Download or read book The Secrets of the Notebook written by Eve Haas and published by Simon and Schuster. This book was released on 2013-10-01 with total page 248 pages. Available in PDF, EPUB and Kindle. Book excerpt: “The beautiful owner of this book is dearer to me than my life – August your protector.” This one sentence was the key to a mystery involving some of the greatest and most infamous figures in European history, from Frederick the Great to Napoleon and Hitler—and solved by the author of this book. Eve Haas is the daughter of a German Jewish family that took refuge in London after Hitler came to power. Following a terrifying air raid in the blitz, her father revealed the family secret, that her great-great grandmother Emilie was married to a Prussian prince. He then showed her the treasured leather-bound notebook inscribed to Emilie by the prince. Her parents were reluctant to learn more, but later in life, when Eve was married and inherited the diary, she became obsessed with proving this birthright. The Secrets of the Notebook tells how she follows the clues, from experts on European royalty in London to archives in West Germany and then, under threat of being arrested as a spy by the Communist regime, to an archive in East Germany that had never before opened its doors to the West. What she unearths is a love story set against the upheaval of the Napoleonic wars and the antiSemitism of the Prussian court, and a ruse that both protected Emilie’s daughter and probably condemned her granddaughter—Eve’s beloved grandmother, Anna—to death in the Nazi camps. When first published in the UK, The Secrets of the Notebook was an Irish Times bestseller. A movie based on the book is in production.

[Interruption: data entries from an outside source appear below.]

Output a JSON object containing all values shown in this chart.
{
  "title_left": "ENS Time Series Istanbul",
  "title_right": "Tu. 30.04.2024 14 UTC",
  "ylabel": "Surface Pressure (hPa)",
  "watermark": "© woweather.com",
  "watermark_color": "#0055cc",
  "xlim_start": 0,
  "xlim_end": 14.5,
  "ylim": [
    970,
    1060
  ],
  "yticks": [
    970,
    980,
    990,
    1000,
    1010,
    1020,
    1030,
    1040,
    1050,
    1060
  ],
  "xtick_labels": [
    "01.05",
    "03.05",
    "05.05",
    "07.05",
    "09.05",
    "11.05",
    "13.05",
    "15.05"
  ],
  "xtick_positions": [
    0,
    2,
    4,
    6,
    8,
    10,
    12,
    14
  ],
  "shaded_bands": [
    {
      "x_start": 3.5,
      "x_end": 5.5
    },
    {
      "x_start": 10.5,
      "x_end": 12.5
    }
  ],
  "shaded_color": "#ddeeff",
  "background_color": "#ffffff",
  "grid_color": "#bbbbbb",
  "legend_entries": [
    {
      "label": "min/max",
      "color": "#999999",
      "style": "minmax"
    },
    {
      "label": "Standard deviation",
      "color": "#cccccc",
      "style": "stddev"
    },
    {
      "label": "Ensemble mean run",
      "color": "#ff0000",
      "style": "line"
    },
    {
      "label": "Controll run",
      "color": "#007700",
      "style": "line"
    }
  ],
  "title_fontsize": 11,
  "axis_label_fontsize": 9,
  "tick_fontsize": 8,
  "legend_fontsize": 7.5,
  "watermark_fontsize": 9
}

Download or read book American Film Satire in the 1990s written by J. Nilsson and published by Springer. This book was released on 2013-06-25 with total page 219 pages. Available in PDF, EPUB and Kindle. Book excerpt: This study examines how a particular selection of films turned American cultural material of the 1990s into satirical experiences for viewers and finds that there are elements of resistance to norms and conventions in politics, to mainstream news channels and Hollywood, and to official American history already embedded in the culture.